Specific heat of ice in `"J/kg K"`?

Answer 1

`"2060 J kg"^(-1)"K"^(-1)`

Explanation:

Your starting point here will be the specific heat of ice expressed in joules per gram Kelvin, `"J g"^(-1)"K"^(-1)`, which is listed as being equal to

`c_"ice" = "2.06 J g"^(-1)"K"^(-1)`

This tells you that in order to increase the temperature of `"1 g"` of ice by `"1 K"` you must provide it with `"2.06 J"` of heat.

Your goal here is to determine the specific heat of ice in joules per kilogram Kelvin, `"J kg"^(-1)"K"^(-1)`, which essentially tells you how much heat is required in order to increase the temperature of `"1 kg"` of ice by `"1 K"`.

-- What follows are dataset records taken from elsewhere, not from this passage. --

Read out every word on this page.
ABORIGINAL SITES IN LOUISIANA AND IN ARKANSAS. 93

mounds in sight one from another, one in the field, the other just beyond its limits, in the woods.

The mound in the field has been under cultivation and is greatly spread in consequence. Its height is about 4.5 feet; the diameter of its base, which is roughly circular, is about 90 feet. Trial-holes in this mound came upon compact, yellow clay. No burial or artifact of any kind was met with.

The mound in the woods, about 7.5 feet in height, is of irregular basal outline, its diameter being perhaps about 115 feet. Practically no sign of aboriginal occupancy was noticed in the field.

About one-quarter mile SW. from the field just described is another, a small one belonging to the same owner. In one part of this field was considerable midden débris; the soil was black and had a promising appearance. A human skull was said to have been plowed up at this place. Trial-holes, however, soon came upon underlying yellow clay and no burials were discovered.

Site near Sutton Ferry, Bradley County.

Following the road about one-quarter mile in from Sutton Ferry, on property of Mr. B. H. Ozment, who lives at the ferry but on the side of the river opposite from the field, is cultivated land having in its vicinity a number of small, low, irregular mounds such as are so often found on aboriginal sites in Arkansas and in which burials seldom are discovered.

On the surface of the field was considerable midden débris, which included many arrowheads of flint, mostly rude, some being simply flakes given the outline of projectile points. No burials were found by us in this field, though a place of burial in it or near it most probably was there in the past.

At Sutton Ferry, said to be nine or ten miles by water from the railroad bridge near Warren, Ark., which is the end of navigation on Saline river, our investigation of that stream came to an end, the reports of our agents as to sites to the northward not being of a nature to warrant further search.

The conversion factor that takes you from grams to kilograms is

`color(purple)(|bar(ul(color(white)(a/a)color(black)("1 kg" = 10^3"g")color(white)(a/a)|)))`

You can use this conversion factor to get

`2.06"J"/(color(red)(cancel(color(black)("g"))) * "K") * (10^3color(red)(cancel(color(black)("g"))))/("1 kg") = color(green)(|bar(ul(color(white)(a/a)color(black)(2.06 * 10^3color(white)(a) "J kg"^(-1)"K"^(-1))color(white)(a/a)|)))`

So, in order to increase the temperature of `"1 kg"` of ice by `"1 K"`, you must provide it with

`2.06 * 10^3"J" = "2060 J"`